The metaphysical urge is only the urge toward death.

Discoveries have forced themselves on people.

Uncertainty, aridity, peace – all things will resolve themselves into these and pass away.

What an effort to keep alive! Erecting a monument does not require the expenditure of so much strength.

The life of society moves in a circle. Only those burdened with a common affliction understand each other.

We are permitted to crack that whip, the will, over us with our own hand.

Beyond a certain point there is no return. This point has to be reached.

There is a goal, but no way; but what we call a way is hesitation.

Knowledge of oneself is something only Evil has.

We were expelled from Paradise, but Paradise was not destroyed. In a sense our expulsion from Paradise was a stroke of luck, for had we not been expelled, Paradise would have had to be destroyed.

Religions get lost as people do.

From ‘He’:

Some deny the existence of misery by pointing to the sun; he denies the existence of the sun by pointing to misery.

He has found Archimedes’ fulcrum, but he has turned it to account against himself, clearly he was permitted to find it only on this condition.

From letters:

God doesn’t want me to write, but I – I must.
– To Oskar Pollak

I usually solve problems by letting them devour me.
– To Max Brod

I am away from home and must always write home, even if any home of mine has long since floated away into eternity.
– To Max Brod

Silence, I believe, avoids me, as water on the beach avoids stranded fish.
– To Felice Bauer

I write differently from what I speak, I speak differently from what I think, I think differently from the way I ought to think, and so it all proceeds into deepest darkness.
– To Ottla (sister)

Man is an immense swamp.

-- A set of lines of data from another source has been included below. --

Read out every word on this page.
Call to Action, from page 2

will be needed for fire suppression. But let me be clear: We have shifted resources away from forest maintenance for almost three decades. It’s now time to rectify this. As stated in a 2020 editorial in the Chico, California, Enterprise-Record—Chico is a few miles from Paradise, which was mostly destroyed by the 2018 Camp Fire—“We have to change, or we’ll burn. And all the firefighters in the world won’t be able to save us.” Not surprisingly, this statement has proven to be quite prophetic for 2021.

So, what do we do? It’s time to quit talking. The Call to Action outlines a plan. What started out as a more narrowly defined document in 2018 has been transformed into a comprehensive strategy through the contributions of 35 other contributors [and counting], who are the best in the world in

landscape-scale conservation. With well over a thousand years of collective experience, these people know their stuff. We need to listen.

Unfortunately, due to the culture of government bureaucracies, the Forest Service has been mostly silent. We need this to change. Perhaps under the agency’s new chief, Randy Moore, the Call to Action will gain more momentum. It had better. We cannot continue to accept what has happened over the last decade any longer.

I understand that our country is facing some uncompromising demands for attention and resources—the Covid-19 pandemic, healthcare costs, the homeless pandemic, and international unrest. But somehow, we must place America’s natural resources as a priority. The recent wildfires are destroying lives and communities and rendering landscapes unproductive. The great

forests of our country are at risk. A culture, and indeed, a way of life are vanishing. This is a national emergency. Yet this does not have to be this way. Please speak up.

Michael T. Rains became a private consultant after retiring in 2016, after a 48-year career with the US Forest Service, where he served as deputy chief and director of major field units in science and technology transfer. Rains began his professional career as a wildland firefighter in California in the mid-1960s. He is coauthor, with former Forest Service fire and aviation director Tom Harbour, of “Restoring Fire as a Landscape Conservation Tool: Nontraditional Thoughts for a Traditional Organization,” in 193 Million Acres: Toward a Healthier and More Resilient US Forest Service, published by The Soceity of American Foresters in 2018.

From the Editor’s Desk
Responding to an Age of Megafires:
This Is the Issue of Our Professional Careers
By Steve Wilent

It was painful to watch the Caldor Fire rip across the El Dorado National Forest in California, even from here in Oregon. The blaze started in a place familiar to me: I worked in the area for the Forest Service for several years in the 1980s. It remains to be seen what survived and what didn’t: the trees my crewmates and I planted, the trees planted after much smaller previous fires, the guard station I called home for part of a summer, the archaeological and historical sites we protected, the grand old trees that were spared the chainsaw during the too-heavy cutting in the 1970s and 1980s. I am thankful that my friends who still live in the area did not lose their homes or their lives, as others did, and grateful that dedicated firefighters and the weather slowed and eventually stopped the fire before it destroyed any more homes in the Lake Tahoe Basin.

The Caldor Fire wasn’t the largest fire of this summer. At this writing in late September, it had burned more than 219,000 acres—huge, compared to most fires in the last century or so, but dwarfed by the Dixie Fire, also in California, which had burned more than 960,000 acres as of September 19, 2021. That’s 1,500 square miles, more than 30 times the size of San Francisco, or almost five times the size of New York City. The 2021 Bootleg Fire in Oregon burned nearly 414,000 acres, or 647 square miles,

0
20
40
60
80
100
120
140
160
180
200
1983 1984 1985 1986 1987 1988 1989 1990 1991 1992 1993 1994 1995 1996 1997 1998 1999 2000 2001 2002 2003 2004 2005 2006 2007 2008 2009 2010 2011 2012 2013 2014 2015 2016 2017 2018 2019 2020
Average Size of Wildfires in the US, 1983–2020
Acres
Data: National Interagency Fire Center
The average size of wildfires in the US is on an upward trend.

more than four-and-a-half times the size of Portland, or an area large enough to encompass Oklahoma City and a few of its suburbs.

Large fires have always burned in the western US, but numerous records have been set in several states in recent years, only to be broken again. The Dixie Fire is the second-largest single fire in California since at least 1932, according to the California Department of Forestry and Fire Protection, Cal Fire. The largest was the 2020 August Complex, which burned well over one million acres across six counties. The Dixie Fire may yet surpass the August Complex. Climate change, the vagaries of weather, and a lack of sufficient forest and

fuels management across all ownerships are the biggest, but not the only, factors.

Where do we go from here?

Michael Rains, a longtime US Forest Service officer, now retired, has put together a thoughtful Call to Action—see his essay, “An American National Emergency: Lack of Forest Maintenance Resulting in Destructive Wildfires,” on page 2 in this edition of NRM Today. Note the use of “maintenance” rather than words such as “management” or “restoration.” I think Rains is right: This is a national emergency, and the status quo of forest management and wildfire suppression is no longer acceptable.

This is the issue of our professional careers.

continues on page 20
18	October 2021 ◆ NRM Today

If he is seized with enthusiasm, the effect in the general picture is as though somewhere in a corner of this swamp a little frog had flopped into the green water.

Quotes from friends:

The look in Kafka’s eyes was always a little puzzled, full of the wisdom of children and of melancholy slightly counterpointed by an enigmatic smile. He always seemed to be somewhat embarrassed.
– John Urzidil, The Kafka Problem

The fact is we all seem capable of living, because at some time or other we have taken refuge in a lie, in blindness, in enthusiasm, in optimism, in some conviction, in pessimism or something of the sort. He has never taken refuge in anything. He is absolutely incapable of lying, just as he is incapable of getting drunk.
– Milena Jesenská

He marvels at everything, including typewriters and women. He will never understand.